Some work in the field assumes that fragment lengths are distributed according to the observed insert size distribution, and that such fragments are sampled uniformly random from the original transcript sequences. What were the reasons to choose a Weibull distribution for modeling the intermediary result of fragmentation?
1 Comment
Micha Sammeth
The motivation for the fragmentation model of hydrolysis we propose is based on observations from spike-in experiments carried out by the Wold lab, where spiked-in sequences differ substantially in length, from <400nt to >10.000nt. These spike-ins produce fragment size distributions that obviously differ from each other (Fig.2A from the paper). On the other hand, previously published biophysics literature has shown that uniform random fragmentation processes produce Weibull dstributions depending on the size of a particular molecule when fragmenting mixtures of molecules with different lengths.

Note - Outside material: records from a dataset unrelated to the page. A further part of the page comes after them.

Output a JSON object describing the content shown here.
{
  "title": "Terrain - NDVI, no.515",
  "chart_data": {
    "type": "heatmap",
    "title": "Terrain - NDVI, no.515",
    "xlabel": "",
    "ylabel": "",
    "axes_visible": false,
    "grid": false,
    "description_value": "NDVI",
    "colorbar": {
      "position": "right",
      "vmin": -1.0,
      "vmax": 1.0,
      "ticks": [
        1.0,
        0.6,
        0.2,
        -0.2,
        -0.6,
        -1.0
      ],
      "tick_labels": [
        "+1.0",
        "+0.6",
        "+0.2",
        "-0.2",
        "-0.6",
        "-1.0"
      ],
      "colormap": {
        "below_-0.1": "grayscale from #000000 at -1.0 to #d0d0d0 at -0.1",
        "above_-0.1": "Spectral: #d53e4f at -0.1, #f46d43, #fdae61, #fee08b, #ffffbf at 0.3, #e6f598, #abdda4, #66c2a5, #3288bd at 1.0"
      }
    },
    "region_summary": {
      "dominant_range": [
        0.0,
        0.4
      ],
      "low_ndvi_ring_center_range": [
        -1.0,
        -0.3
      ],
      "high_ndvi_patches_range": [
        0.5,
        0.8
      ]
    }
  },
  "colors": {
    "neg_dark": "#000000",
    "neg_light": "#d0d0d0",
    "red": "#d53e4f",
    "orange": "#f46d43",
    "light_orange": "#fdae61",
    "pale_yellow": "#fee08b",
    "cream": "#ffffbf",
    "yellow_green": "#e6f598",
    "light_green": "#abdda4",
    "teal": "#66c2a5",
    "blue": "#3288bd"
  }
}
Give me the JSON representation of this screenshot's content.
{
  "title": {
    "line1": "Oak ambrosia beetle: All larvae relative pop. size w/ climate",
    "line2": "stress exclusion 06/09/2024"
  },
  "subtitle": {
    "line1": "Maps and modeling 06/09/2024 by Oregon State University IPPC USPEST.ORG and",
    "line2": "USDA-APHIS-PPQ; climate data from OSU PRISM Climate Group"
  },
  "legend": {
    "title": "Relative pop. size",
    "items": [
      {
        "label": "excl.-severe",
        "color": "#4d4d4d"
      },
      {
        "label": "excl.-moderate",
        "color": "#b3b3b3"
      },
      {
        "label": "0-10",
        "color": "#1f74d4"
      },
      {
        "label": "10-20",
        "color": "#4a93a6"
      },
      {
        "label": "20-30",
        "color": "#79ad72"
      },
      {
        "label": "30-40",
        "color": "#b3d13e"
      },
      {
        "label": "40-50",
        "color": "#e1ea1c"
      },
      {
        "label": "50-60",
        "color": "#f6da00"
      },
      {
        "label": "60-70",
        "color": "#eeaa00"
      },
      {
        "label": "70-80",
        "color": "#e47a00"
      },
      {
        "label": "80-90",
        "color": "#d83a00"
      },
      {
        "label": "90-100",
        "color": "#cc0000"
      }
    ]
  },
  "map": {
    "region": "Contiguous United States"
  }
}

The physics behind the model is that longer molecules are less likely to be completely linearized when random fragmentation is carried out, and that the corresponding geometric factor ("delta" in the model) leads to fragmentation distributions as in Fig.2C. We carried out in silico size selection on these simulated distributions, employing empirically measured insert sizes (Fig.2B), and we found that these models reproduce our observations from RNA-Seq fairly well (Fig.2A). Uniform random sampling fragments from transcripts obviously would not reproduce these differences.